Lower health care costs not reaching rural areas

By Reed Abelson, Katie Thomas and Jo Craven McGinty, New York Times

As technical failures bedevil the rollout of President Obama’s health care law, evidence is emerging that one of the program’s loftiest goals — to encourage competition among insurers in an effort to keep costs low — is falling short for many rural Americans.

While competition is intense in many populous regions, rural areas and small towns have far fewer carriers offering plans in the law’s online exchanges. Those places, many of them poor, are being asked to choose from some of the highest-priced plans in the 34 states where the federal government is running the health insurance marketplaces, a review by the New York Times has found.

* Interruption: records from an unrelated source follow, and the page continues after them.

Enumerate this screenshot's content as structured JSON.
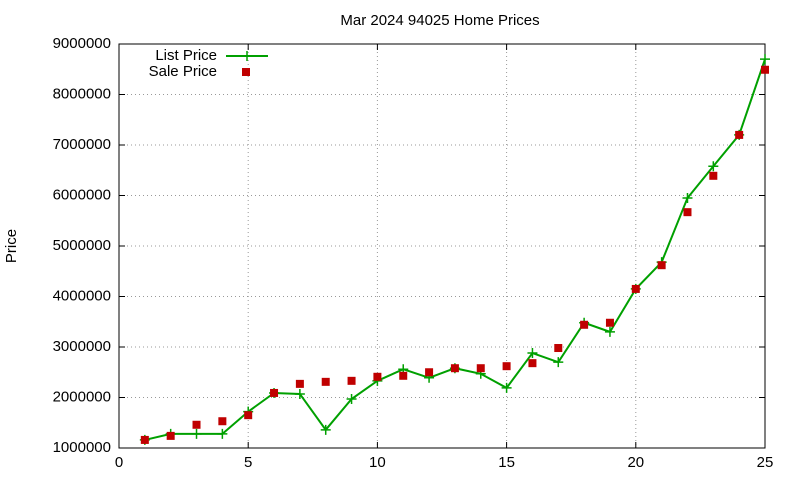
{
  "chart_data": {
    "type": "line",
    "title": "Mar 2024 94025 Home Prices",
    "y_label": "Price",
    "x": [
      1,
      2,
      3,
      4,
      5,
      6,
      7,
      8,
      9,
      10,
      11,
      12,
      13,
      14,
      15,
      16,
      17,
      18,
      19,
      20,
      21,
      22,
      23,
      24,
      25
    ],
    "series": [
      {
        "name": "List Price",
        "color": "#00a000",
        "mode": "linespoints",
        "values": [
          1160000,
          1280000,
          1280000,
          1280000,
          1720000,
          2090000,
          2070000,
          1360000,
          1970000,
          2330000,
          2560000,
          2390000,
          2580000,
          2470000,
          2190000,
          2880000,
          2700000,
          3480000,
          3300000,
          4150000,
          4680000,
          5950000,
          6580000,
          7200000,
          8700000
        ]
      },
      {
        "name": "Sale Price",
        "color": "#c00000",
        "mode": "points",
        "values": [
          1160000,
          1240000,
          1460000,
          1530000,
          1650000,
          2090000,
          2270000,
          2310000,
          2330000,
          2410000,
          2430000,
          2500000,
          2580000,
          2580000,
          2620000,
          2680000,
          2980000,
          3440000,
          3480000,
          4150000,
          4620000,
          5670000,
          6390000,
          7200000,
          8490000
        ]
      }
    ],
    "xlim": [
      0,
      25
    ],
    "xticks": [
      0,
      5,
      10,
      15,
      20,
      25
    ],
    "ylim": [
      1000000,
      9000000
    ],
    "yticks": [
      1000000,
      2000000,
      3000000,
      4000000,
      5000000,
      6000000,
      7000000,
      8000000,
      9000000
    ],
    "grid": true,
    "legend": "top-left"
  }
}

Of the roughly 2,500 counties served by the federal exchanges, more than half, or 58 percent, have plans offered by just one or two insurance carriers, according to an analysis by the Times of county-level data provided by the Department of Health and Human Services. In about 530 counties, only a single insurer is participating.

The analysis suggests that the ambitions of the Affordable Care Act to increase competition have unfolded unevenly, at least in the early going, and have not addressed many of the factors that contribute to high prices. Insurance companies are reluctant to enter challenging new markets, experts say, because medical costs are high, dominant insurers are difficult to unseat, and powerful hospital systems resist efforts to lower rates.